Job Offer Letter (Job Offer)

Definition

The term job offer letter refers to a written document sent to a successful candidate by an employer.  The job offer letter outlines the terms of employment, including start date, total compensation package, as well as a high-level summary of the company's benefits programs.

Explanation

Also known simply as a job offer, a job offer letter is used to formally present a successful candidate with an offer of employment.  The letter is a concise summary of the information a candidate needs before making a decision to accept a job.  For example, the letter will usually contain information such as:

  • Start Date / Manager:  since many candidates will need to provide their former employers with two weeks' notice, the start date is typically two or more weeks in the future.  The letter will also confirm the successful candidate's reporting relationship, including the name and title of their direct supervisor / manager.
  • Total Compensation Package:  this will include the company's base salary offer as well as incentive compensation, bonuses and stock options, if they apply.
  • Benefits:  this will be a high level summary of the benefit programs offered by the company, including paid holidays, expense policy, health care plans, life and disability insurance in addition to retirement plans (401(k), defined benefits, or defined contribution plans).
  • Vacation Time:  of particular importance to individuals with five or more years of work experience, the letter will also specify the amount of paid vacation time the company is willing to provide.
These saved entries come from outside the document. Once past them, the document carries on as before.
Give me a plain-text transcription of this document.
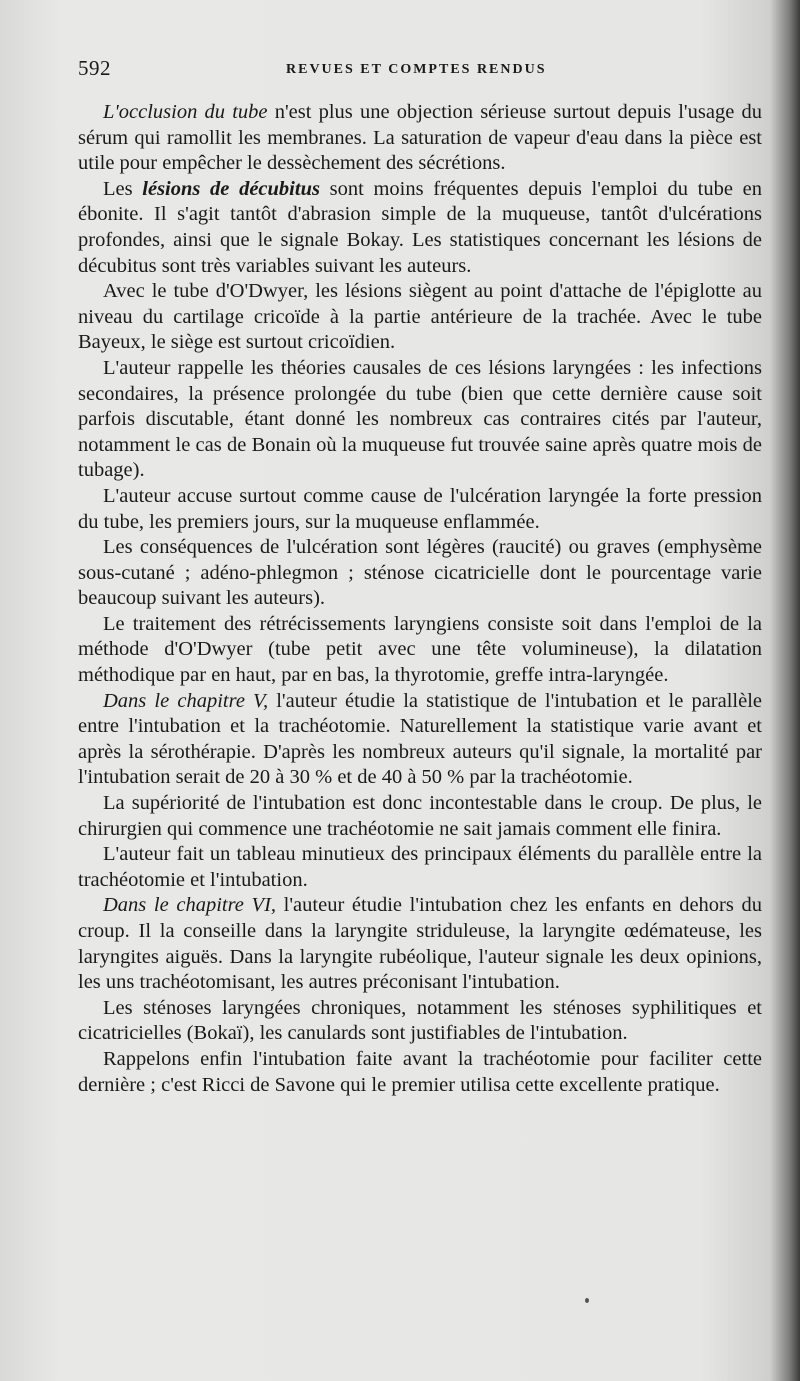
592	REVUES ET COMPTES RENDUS

L'occlusion du tube n'est plus une objection sérieuse surtout depuis l'usage du sérum qui ramollit les membranes. La saturation de vapeur d'eau dans la pièce est utile pour empêcher le dessèchement des sécrétions.

Les lésions de décubitus sont moins fréquentes depuis l'emploi du tube en ébonite. Il s'agit tantôt d'abrasion simple de la muqueuse, tantôt d'ulcérations profondes, ainsi que le signale Bokay. Les statistiques concernant les lésions de décubitus sont très variables suivant les auteurs.

Avec le tube d'O'Dwyer, les lésions siègent au point d'attache de l'épiglotte au niveau du cartilage cricoïde à la partie antérieure de la trachée. Avec le tube Bayeux, le siège est surtout cricoïdien.

L'auteur rappelle les théories causales de ces lésions laryngées : les infections secondaires, la présence prolongée du tube (bien que cette dernière cause soit parfois discutable, étant donné les nombreux cas contraires cités par l'auteur, notamment le cas de Bonain où la muqueuse fut trouvée saine après quatre mois de tubage).

L'auteur accuse surtout comme cause de l'ulcération laryngée la forte pression du tube, les premiers jours, sur la muqueuse enflammée.

Les conséquences de l'ulcération sont légères (raucité) ou graves (emphysème sous-cutané ; adéno-phlegmon ; sténose cicatricielle dont le pourcentage varie beaucoup suivant les auteurs).

Le traitement des rétrécissements laryngiens consiste soit dans l'emploi de la méthode d'O'Dwyer (tube petit avec une tête volumineuse), la dilatation méthodique par en haut, par en bas, la thyrotomie, greffe intra-laryngée.

Dans le chapitre V, l'auteur étudie la statistique de l'intubation et le parallèle entre l'intubation et la trachéotomie. Naturellement la statistique varie avant et après la sérothérapie. D'après les nombreux auteurs qu'il signale, la mortalité par l'intubation serait de 20 à 30 % et de 40 à 50 % par la trachéotomie.

La supériorité de l'intubation est donc incontestable dans le croup. De plus, le chirurgien qui commence une trachéotomie ne sait jamais comment elle finira.

L'auteur fait un tableau minutieux des principaux éléments du parallèle entre la trachéotomie et l'intubation.

Dans le chapitre VI, l'auteur étudie l'intubation chez les enfants en dehors du croup. Il la conseille dans la laryngite striduleuse, la laryngite œdémateuse, les laryngites aiguës. Dans la laryngite rubéolique, l'auteur signale les deux opinions, les uns trachéotomisant, les autres préconisant l'intubation.

Les sténoses laryngées chroniques, notamment les sténoses syphilitiques et cicatricielles (Bokaï), les canulards sont justifiables de l'intubation.

Rappelons enfin l'intubation faite avant la trachéotomie pour faciliter cette dernière ; c'est Ricci de Savone qui le premier utilisa cette excellente pratique.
The letter will usually be signed by someone in the company authorized to make offers of employment.  Successful candidates are expected to sign the letter as proof they understand the content of the agreement.  The letter may also indicate a firm offer of employment is contingent upon the candidate successfully passing a mandatory drug test and the company's background verification or screening processes.

The letter may also be accompanied by other documents the successful candidate will need to sign and return to a company representative such as a non-disclosure agreement (NDA) or non-compete agreement (NCA).